So, the pollsters were – for once in the last couple of years – absolutely spot-on. The two candidates for the second round of the French Presidential election in just under a couple of weeks’ time, will be the centrist Emmanuel Macron and the populist Marine Le Pen. And if the pollsters are even roughly correct in their second round analysis, in a fortnight’s time we will be heralding the 39 year old Mr Macron as the youngest French President since Napoleon. Not too bad; a man with more experience of investment banking than politics and whose party – En Marche! (translation – ‘Forward’ or ‘On the Move’) was only formed in April last year.
With mainstream politicians of the French centre-left and centre-right lining up to endorse him, it would take a dramatic change of events for Mr Macron not to be elected President, and this outcome – after a first round election battle that saw populists from both the hard right and hard left polling at levels not seen before in the modern-day French republic – will correctly be taken positively by financial markets. The euro bounced the most in ten months, and European equities have enjoyed a positive start to the week.
So, given the victory for mainstream candidates in the Dutch election earlier in the year and in the first pivotal round of the French Presidential election, are Europe’s travails over? At one level, Continental Europe has stepped away from the brink with the highly likely election of Mr Macron. A victory for Ms Le Pen would put enormous strains on the euro and the broader European integration project – already weakened by the UK’s Brexit decision and the economically struggling southern European countries – and lead to a de facto break-up of the European Union as we know it today.
Today this risk has significantly receded – and hence the aforementioned financial market moves. However, let us not kid ourselves that Europe is in the middle of a changing political epoch. The abysmal performance of the long established parties of the mainstream centre-left and centre-right in the French elections reflects a malaise across the European Continent of an electorate that simply wants more jobs, higher real wage growth, better economic growth levels and a revival of faith in the future and the institutions that govern. For the two final candidates in the French Presidential election race, to just have three directly aligned members of the current French Parliament reflects this changing backdrop.

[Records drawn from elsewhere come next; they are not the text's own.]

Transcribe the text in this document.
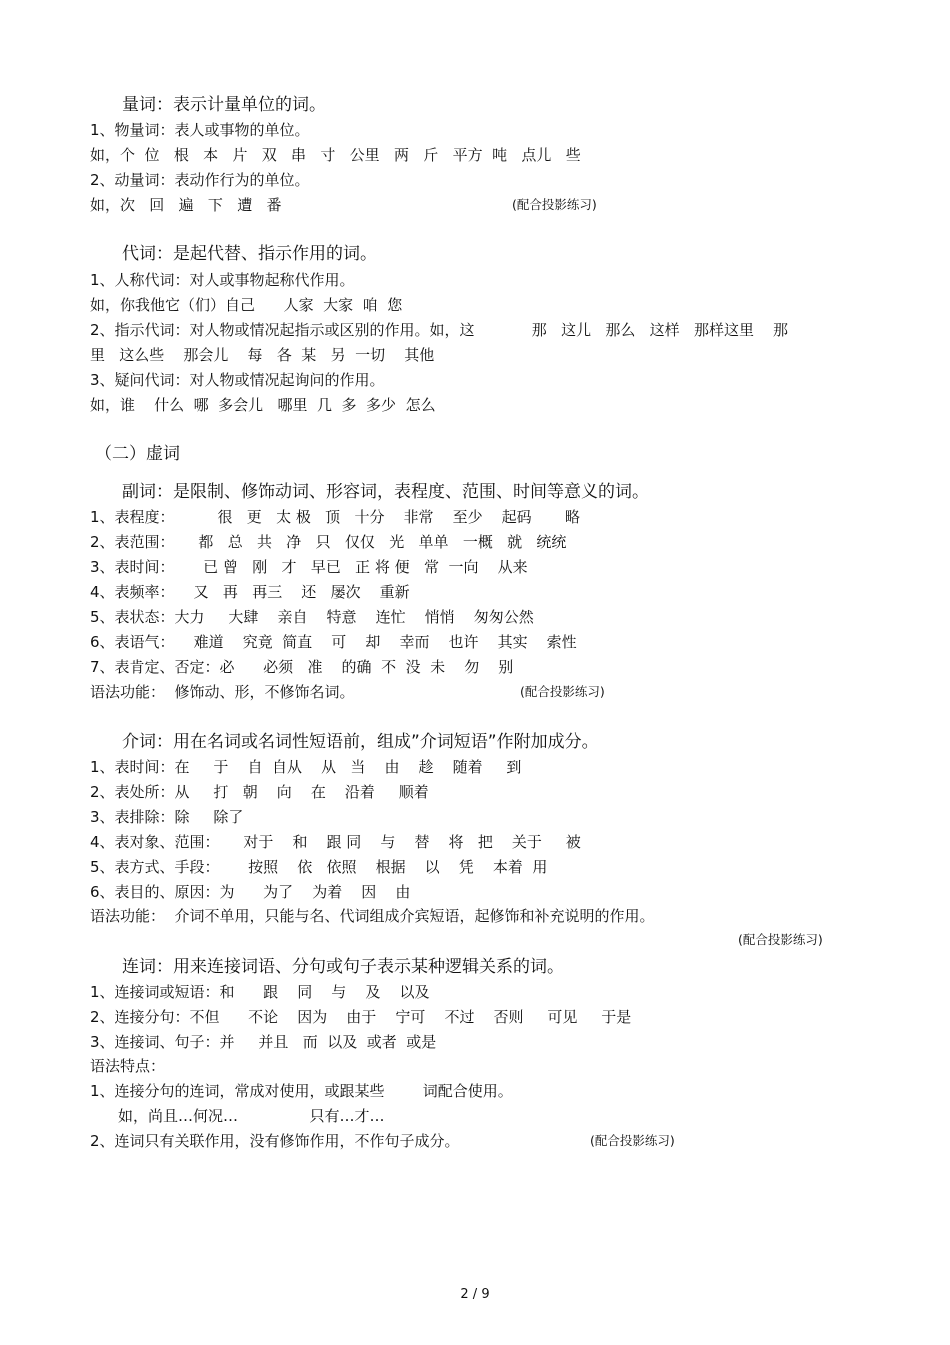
量词：表示计量单位的词。
1、物量词：表人或事物的单位。
如，个  位   根   本   片   双   串   寸   公里   两   斤   平方  吨   点儿   些
2、动量词：表动作行为的单位。
如，次   回   遍   下   遭   番	(配合投影练习)
代词：是起代替、指示作用的词。
1、人称代词：对人或事物起称代作用。
如，你我他它（们）自己      人家  大家  咱  您
2、指示代词：对人物或情况起指示或区别的作用。如，这            那   这儿   那么   这样   那样这里    那
里   这么些    那会儿    每   各  某   另  一切    其他
3、疑问代词：对人物或情况起询问的作用。
如，谁    什么  哪  多会儿   哪里  几  多  多少  怎么
（二）虚词
副词：是限制、修饰动词、形容词，表程度、范围、时间等意义的词。
1、表程度：         很   更   太 极   顶   十分    非常    至少    起码       略
2、表范围：     都   总   共   净   只   仅仅   光   单单   一概   就   统统
3、表时间：      已 曾   刚   才   早已   正 将 便   常  一向    从来
4、表频率：    又   再   再三    还   屡次    重新
5、表状态：大力     大肆    亲自    特意    连忙    悄悄    匆匆公然
6、表语气：    难道    究竟  简直    可    却    幸而    也许    其实    索性
7、表肯定、否定：必      必须   准    的确  不  没  未    勿    别
语法功能：  修饰动、形，不修饰名词。	(配合投影练习)
介词：用在名词或名词性短语前，组成”介词短语”作附加成分。
1、表时间：在     于    自  自从    从   当    由    趁    随着     到
2、表处所：从     打   朝    向    在    沿着     顺着
3、表排除：除     除了
4、表对象、范围：     对于    和    跟 同    与    替    将   把    关于     被
5、表方式、手段：      按照    依   依照    根据    以    凭    本着  用
6、表目的、原因：为      为了    为着    因    由
语法功能：  介词不单用，只能与名、代词组成介宾短语，起修饰和补充说明的作用。
(配合投影练习)
连词：用来连接词语、分句或句子表示某种逻辑关系的词。
1、连接词或短语：和      跟    同    与    及    以及
2、连接分句：不但      不论    因为    由于    宁可    不过    否则     可见     于是
3、连接词、句子：并     并且   而  以及  或者  或是
语法特点：
1、连接分句的连词，常成对使用，或跟某些        词配合使用。
如，尚且…何况…               只有…才…
2、连词只有关联作用，没有修饰作用，不作句子成分。	(配合投影练习)
2 / 9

Mr Macron is however not a complete neophyte – after all, he was the Economy Minister in outgoing President Hollande’s government until his resignation to run on his own Presidential ticket. However, he will need to build a constituency – not unlike President Trump – to govern effectively and to push through change and reform, to have any hope of rebuilding political and economic confidence levels. This is no easy task, but at least he will not be alone in Europe facing this challenge, given the aforementioned Dutch vote and the upcoming German election in September. European assets including the euro currency, remain – despite recent positive moves and inflows from the global investment community – lowly valued versus their American equivalents. Further recovery in 2017 seems reasonable, but deep challenges remain for 2018 and beyond.
Being elected President is not very easy… but becoming an effective President is even harder.